One is the towerco sector. According to tower industry analysts at Wells Fargo, in a recent report, T-Mobile has a long term goal of 85,000 5G macro sites, which AT&T and Verizon – currently with about 70,000 apiece – will need to match to achieve nationwide 5G coverage. Wells Fargo predicts more than 20,000 site overlays in 2022 and believes TMO “is well on track to upgrade about 55,000 sites by 2023, with more likely to come as it expands distribution of both mobile and fixed wireless offerings to rural America”.  

 

They think Dish will activate 15,000 sites by 2023 and then make a bigger push in 2024 and 2025 (Dish has its MVNO deal with AT&T, which replaced its TMO agreement, to fall back on, in terms of coverage).
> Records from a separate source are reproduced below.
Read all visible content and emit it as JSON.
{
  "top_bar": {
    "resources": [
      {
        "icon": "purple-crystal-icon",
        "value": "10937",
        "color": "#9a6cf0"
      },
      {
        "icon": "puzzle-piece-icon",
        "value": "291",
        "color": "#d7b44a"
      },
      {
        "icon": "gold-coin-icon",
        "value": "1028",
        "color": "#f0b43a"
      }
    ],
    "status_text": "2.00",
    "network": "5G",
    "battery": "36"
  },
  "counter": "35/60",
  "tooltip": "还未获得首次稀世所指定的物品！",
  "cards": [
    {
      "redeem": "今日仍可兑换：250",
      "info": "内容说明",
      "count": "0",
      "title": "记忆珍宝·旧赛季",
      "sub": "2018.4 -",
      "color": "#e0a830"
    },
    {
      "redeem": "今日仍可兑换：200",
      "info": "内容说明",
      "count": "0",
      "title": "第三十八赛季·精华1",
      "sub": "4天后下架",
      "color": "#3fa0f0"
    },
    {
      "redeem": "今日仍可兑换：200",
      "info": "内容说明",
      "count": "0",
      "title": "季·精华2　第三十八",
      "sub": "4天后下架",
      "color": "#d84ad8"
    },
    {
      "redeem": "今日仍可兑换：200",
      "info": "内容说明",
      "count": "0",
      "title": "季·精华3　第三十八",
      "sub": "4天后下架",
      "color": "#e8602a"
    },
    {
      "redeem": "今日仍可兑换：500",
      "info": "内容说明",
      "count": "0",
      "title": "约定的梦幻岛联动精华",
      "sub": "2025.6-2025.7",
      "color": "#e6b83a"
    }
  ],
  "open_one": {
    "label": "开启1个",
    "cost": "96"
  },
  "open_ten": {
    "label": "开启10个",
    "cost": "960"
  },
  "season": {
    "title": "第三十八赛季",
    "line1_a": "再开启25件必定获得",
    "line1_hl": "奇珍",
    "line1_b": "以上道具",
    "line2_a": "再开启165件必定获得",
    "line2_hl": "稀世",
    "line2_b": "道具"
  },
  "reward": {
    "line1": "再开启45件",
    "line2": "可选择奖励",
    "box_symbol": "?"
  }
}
In the report, the analysts wrote: “While Dish has publicly talked about hitting a 70% coverage goal by 2023, the reality is that they only need to hit a 50% threshold by June 2023 (not 70%), with the 70% requirement extended out to June 2025 to cover full economic areas.” The USA’s third towerco, SBA, has reportedly won the largest share of the Dish business. 

 

The other beneficiaries are the 5G RAN and core vendors, especially as the operators roll out brand new sites and migrate to 5G Standalone, which will entail bigger spending than in the 5G Non-Standalone phase. The USA has been in the forefront of the Open RAN movement, partly because of government pressure to exclude Chinese suppliers while encouraging a more homegrown 5G industry. Dish’s inclusion of Samsung in its RAN adds another vendor to its roster, though one that is already well established in the US 5G market. The older operators, despite pledges to deploy Open RAN, have been cautious so far about diversifying their supply chains significantly outside of rural trials, but as they accelerate their roll-outs, and introduce small cells to the mix, there are likely to be more opportunities to work with a wider range of partners.